User:Alex brolloBot/WYSIWYG djvu project

Here are listed ideas, tests and python scripts covering the following related topics:

  1. how extract most data (text and formatting) from mapped djvu text layer, as shared by Internet Archive;
  2. how to build a WYSIWYG editor for djvu text layer.

Used software

  1. python;
  2. DjvuLibre djvused.exe file;
  3. Seamonkey Composer.


Summary edit

Here the ideas to develop two branches of the project (feel free to use them as you like, obviously!)

Subproject 1 edit

There are lots od data into coordinates of various levels of text segments, both in their x values (horizontal: spacing between words; position of the segment into the page; pattern of position of consecutive segments, as paragraphs and lines), with good perspectives for automation of center, block right, poem, page noinclude header and image position, if "empty areas" are considered too. This subproject is presently sleeping.

24.01.11 edit

First tests of use coordinates as traces of formatting run. So far, a script extracts coordinates, and derived data, into a "list of dictionaries", one dictionary for any dsed code row, so that x1,x2,y1,y2 (ccordinates of the rectangle), length, height, left margin, right margin of the element are available. Now I'm thinking about use of thiese data into the "line" subset; the script will classify lines as "normal", "indented", "short", "centered", "large font", "special". I.e.: short line followed by an indented line=new paragraph.
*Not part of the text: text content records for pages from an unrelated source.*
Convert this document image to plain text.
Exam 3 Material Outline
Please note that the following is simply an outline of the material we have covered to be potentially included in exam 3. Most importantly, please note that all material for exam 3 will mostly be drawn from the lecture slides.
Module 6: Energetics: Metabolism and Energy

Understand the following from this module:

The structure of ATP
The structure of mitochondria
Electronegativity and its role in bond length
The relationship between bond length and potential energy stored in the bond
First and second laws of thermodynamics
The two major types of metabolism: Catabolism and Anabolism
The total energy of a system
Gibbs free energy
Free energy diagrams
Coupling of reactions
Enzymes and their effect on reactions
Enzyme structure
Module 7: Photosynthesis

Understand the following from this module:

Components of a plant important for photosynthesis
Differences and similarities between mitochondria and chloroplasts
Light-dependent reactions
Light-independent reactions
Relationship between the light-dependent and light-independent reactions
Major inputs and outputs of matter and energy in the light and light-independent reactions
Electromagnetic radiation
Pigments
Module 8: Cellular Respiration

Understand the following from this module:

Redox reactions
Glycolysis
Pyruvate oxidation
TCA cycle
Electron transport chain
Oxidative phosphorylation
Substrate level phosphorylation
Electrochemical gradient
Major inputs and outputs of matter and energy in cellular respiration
Consider that IA djvu text layer has the "para" layer, but Any2djvu text layer haven't, so that automatic suggestion about "new paragraph" is meaningful.

Subproject 2 edit

When single words are extracted with their code row, any of them is matched with a "fingerprint", its coordinates. There are tricks to build html code where such a fingerprint is saved but hidden inside a html tag, i.e.:

    1. (word 689 4215 827 4287 "any")
      1. word: any, fingerprint: 689 4215 827 4287
      2. html code: <span title="word 689 4215 827 4287">any</span>

The python script, while building the html code, should save somehow (a dictionary, a file...) fingerprint-old word pairs. A html page can be built as a sequence of these "fingerprinted word code". Using normal mode of Composer editing, an editor will only edit words, leaving their fingerprint unmodified; when html code is saved, it's very simple to match word by word actual, and old words, to select cases which don't match, and to edit the source dsed file using the fingerprint to find words to replace.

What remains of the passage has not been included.